LA CONSTRUCTION D’UNE PIÈCE

De la manière de conclure. — Des contradictions. — Des incohérences. - De l'ordre et de la gradation.

Malherbe conçoit un sonnet ou une élégie comme une unité logique qui démontre, discute, tout au moins expose quelche chose de bien déterminé. (1) Chacune de ses odes à lui a un objet précis: l'une célèbre, l'autre console, toutes vont à un but fixé d'avance.

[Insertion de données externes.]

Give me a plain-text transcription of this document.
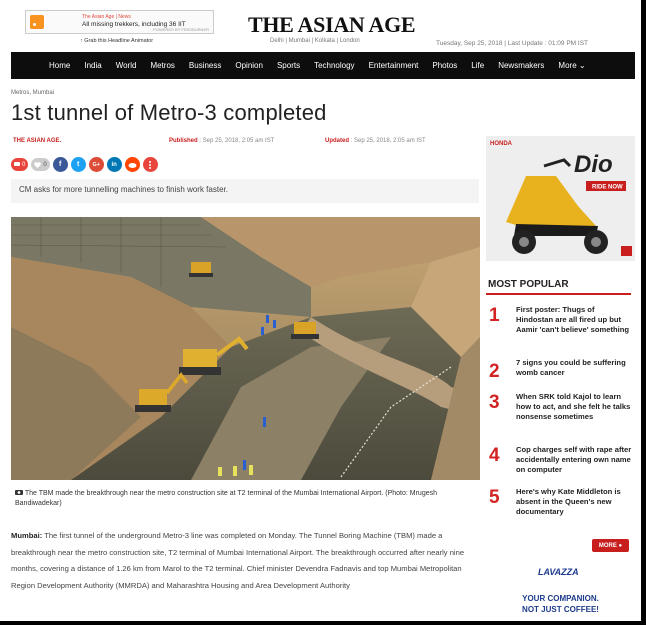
The Asian Age | News
All missing trekkers, including 36 IIT
POWERED BY FEEDBURNER
↑ Grab this Headline Animator
THE ASIAN AGE
Delhi | Mumbai | Kolkata | London	Tuesday, Sep 25, 2018 | Last Update : 01:09 PM IST
Home India World Metros Business Opinion Sports Technology Entertainment Photos Life Newsmakers More ⌄
Metros, Mumbai
1st tunnel of Metro-3 completed
THE ASIAN AGE.	Published : Sep 25, 2018, 2:05 am IST	Updated : Sep 25, 2018, 2:05 am IST
0	0	f	t	G+	in
CM asks for more tunnelling machines to finish work faster.
The TBM made the breakthrough near the metro construction site at T2 terminal of the Mumbai International Airport. (Photo: Mrugesh Bandiwadekar)
Mumbai: The first tunnel of the underground Metro-3 line was completed on Monday. The Tunnel Boring Machine (TBM) made a breakthrough near the metro construction site, T2 terminal of Mumbai International Airport. The breakthrough occurred after nearly nine months, covering a distance of 1.26 km from Marol to the T2 terminal. Chief minister Devendra Fadnavis and top Mumbai Metropolitan Region Development Authority (MMRDA) and Maharashtra Housing and Area Development Authority
HONDA
Dio
RIDE NOW
MOST POPULAR
1 First poster: Thugs of Hindostan are all fired up but Aamir 'can't believe' something
2 7 signs you could be suffering womb cancer
3 When SRK told Kajol to learn how to act, and she felt he talks nonsense sometimes
4 Cop charges self with rape after accidentally entering own name on computer
5 Here's why Kate Middleton is absent in the Queen's new documentary
MORE ●
LAVAZZA
YOUR COMPANION.
NOT JUST COFFEE!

Pindare, il est vrai, faisait autrement; mais le dessin de ses mosaïques faites d’idées, d’images, de souvenirs que le hasard seul semble avoir juxtaposés échappait aux yeux de Malherbe qui ne voyait dans ce beau désordre que «galimatias.» (2)

Aussi quand Desportes tombe dans la même faute, fait du décousu, énumère, par exemple, ses misères dans une série d’exclamations détachées, Malherbe ne s’inquiète pas de savoir s’il a voulu de la sorte imiter l’incohérence de la passion, ni même s’il y a réussi: «Son sonnet ne veut rien dire, et tous ceux qui seront composés de pièces rapportées comme cettui-ci, ne vaudront non plus que lui.» (3)

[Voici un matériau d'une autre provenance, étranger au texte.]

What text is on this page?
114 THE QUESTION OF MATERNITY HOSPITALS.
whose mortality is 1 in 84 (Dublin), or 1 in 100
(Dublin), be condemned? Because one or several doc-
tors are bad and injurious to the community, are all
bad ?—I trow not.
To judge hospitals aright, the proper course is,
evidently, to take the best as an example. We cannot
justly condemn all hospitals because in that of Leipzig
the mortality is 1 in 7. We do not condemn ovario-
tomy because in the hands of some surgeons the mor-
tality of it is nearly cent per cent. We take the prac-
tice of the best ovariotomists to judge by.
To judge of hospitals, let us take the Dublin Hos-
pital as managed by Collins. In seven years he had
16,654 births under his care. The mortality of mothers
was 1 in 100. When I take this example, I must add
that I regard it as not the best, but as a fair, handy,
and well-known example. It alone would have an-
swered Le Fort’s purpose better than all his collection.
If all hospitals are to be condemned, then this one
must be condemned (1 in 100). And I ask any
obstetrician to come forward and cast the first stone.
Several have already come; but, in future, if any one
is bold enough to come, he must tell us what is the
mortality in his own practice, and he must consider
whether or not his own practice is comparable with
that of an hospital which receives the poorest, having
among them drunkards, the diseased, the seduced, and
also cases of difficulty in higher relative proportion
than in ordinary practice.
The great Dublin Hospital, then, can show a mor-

Il faut que les strophes, les quatrains et les tercets, de quelque

(1) On peut voir dans le Commentaire qu'il fait souvent un sommaire des pièces de Desportes, pour se les résumer à lui-même. El. I, 9, IV, 362; Ib. 13, IV, 369; Ib. 14, IV, 370; 15, IV, 371. etc.

(2) Rac. dans Malh. Œuv. I, LXX.

(3) Cleon. 85, IV. 349.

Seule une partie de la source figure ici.